Even with continuous treatment, relapses of schizophrenia are not rare. It is during such relapses that patients are the greatest danger to others, e.g., the recent cases of Michael Laudor and David Weston. Of great benefit would be a means to detect impending relapse in order to intensify treatment and attempt to reduce the stress often precipitating the relapse.
A recent paper by Per Jorgensen in Schizophrenia Research 32 (1998), 17-22, reports a study designed to develop a rating scale to enable clinicians to predict the recurrence of delusions. Recently discharged schizophrenic patients receiving antipsychotic drug treatment were seen biweekly for six months during which delusions recurred in 27/60 (45 percent). The onset of sleep disturbance, irritability, difficulty in coping, difficulty concentrating, feeling depressed, etc., were found to differentiate those who did and did not relapse. These criteria were incorporated into an Early Signs Scale (ESS), which was then tested on a second sample of 71 patients. The scale was found to have a high degree of sensitivity (correct identifications in 77 percent of the 43 patients who relapsed over a six month period) and specificity (few false positives, in that 79 percent of the people who met criteria did, in fact, develop delusions). The author believes the ESS could be an easy way to identify delusion formation in ordinary clinical practice.

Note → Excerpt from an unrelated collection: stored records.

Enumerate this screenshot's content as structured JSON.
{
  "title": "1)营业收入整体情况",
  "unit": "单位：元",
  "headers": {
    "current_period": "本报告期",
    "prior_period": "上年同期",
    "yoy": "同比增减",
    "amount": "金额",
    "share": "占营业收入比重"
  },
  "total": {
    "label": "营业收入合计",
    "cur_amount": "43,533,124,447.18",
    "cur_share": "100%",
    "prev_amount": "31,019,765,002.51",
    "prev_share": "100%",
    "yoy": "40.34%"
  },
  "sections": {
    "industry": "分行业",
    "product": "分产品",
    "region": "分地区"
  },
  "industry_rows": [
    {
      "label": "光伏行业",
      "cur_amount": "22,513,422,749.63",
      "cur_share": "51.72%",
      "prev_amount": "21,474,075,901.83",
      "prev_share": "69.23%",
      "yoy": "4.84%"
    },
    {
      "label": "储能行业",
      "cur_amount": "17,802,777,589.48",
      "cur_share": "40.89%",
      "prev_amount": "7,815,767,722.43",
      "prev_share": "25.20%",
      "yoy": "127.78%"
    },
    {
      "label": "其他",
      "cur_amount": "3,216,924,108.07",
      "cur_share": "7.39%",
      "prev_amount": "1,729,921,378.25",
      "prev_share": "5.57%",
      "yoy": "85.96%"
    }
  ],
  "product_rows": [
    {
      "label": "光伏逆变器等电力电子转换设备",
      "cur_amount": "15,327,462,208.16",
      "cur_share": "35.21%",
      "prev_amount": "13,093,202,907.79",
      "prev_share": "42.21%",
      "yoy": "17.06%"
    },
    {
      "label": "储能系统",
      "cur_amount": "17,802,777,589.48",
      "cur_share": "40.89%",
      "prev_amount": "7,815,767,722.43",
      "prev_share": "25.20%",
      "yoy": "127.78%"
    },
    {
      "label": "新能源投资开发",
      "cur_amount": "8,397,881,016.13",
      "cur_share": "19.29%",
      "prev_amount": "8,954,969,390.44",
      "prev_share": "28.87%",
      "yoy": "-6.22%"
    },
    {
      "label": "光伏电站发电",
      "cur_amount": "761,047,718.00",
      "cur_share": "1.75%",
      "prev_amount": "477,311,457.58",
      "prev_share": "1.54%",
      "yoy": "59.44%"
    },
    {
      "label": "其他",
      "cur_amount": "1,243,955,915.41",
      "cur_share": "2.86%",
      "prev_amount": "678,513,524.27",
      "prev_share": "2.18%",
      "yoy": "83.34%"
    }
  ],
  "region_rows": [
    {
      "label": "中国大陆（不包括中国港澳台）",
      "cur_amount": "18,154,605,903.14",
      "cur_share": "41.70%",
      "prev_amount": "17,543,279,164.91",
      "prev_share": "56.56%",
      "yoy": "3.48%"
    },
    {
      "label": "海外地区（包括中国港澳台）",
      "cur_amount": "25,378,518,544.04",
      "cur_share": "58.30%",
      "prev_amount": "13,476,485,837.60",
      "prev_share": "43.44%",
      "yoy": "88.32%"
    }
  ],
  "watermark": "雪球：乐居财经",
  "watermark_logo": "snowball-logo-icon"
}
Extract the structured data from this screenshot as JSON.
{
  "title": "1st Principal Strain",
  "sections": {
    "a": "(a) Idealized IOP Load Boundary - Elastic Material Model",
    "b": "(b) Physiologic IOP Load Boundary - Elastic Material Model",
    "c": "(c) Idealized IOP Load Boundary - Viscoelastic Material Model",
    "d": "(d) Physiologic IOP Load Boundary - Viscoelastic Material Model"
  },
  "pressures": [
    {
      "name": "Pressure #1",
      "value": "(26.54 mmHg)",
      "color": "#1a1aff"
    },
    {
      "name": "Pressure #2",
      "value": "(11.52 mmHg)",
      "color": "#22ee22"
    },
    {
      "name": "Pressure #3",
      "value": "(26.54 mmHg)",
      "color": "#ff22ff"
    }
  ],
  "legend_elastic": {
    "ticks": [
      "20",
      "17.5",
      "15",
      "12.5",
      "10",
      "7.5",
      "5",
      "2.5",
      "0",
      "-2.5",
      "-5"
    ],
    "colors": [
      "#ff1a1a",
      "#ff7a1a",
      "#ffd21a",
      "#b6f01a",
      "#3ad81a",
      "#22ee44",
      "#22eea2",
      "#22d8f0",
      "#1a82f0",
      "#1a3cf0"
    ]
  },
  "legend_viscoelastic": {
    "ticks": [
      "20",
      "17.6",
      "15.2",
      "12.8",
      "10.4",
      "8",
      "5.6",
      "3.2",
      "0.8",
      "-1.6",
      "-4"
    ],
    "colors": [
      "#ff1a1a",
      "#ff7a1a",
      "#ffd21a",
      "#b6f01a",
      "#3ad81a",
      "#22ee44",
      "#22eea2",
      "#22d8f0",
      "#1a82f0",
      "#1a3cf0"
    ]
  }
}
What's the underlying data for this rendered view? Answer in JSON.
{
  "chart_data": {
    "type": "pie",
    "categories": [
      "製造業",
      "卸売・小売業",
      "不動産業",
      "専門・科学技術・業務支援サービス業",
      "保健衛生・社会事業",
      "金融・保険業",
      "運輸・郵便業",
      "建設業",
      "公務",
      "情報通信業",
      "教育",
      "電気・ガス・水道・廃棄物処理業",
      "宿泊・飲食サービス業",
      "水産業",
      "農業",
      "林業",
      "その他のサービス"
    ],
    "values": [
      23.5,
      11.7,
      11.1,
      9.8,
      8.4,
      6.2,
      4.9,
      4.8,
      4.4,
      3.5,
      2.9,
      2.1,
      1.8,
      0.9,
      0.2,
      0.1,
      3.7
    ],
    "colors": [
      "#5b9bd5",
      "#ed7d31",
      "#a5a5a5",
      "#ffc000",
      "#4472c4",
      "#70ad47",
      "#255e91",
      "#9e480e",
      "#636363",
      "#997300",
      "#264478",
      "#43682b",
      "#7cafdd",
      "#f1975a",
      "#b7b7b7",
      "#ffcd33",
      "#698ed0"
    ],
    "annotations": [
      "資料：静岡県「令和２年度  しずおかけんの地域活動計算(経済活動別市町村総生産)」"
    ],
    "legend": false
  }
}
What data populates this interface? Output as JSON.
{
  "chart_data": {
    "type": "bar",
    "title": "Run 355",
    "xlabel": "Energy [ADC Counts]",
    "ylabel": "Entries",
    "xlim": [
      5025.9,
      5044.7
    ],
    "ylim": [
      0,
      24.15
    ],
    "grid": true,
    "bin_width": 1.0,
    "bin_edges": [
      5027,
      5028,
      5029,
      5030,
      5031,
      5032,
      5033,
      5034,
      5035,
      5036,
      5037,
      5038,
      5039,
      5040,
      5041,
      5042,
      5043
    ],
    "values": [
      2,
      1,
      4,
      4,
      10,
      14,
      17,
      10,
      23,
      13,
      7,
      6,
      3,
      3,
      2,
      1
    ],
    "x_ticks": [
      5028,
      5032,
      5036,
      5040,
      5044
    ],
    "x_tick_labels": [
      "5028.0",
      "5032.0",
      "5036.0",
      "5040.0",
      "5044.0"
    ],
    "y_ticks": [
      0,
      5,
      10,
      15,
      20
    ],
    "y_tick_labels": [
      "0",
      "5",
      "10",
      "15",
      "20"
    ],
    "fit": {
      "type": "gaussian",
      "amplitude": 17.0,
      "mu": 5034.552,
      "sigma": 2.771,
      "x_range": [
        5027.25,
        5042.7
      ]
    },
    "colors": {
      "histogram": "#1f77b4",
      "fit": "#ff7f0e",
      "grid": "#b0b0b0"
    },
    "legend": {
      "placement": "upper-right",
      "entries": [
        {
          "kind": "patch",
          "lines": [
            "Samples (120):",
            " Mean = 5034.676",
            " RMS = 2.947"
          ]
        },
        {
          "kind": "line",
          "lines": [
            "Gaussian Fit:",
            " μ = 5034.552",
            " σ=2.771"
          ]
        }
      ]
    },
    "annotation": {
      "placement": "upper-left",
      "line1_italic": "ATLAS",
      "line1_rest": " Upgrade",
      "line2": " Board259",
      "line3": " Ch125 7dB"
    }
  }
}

Further testing of the ESS by clinicians is needed before it can be recommended for courtroom use in predicting relapse. Testing to predict the onset of hallucinations, especially command hallucinations (which instruct people with schizophrenia to do harm to oneself or others), should be performed. Other aspects of schizophrenia such as cognitive impairment and depression, independent of positive symptoms, may be at the root of self-destructive and antisocial behavior by sufferers. These elements of the disease are included in the ESS but should also be considered warning signals in their own right. On a more sobering note, fifty-three percent of patients had a recurrence of delusions despite being seen every two weeks and taking neuroleptic drugs. Perhaps if these patients had been treated with adequate doses of the newer atypical antipsychotic medications such as Clozaril, Risperdal, Seroquel, Zeldox, and Zyprexa, relapse would have been less frequent.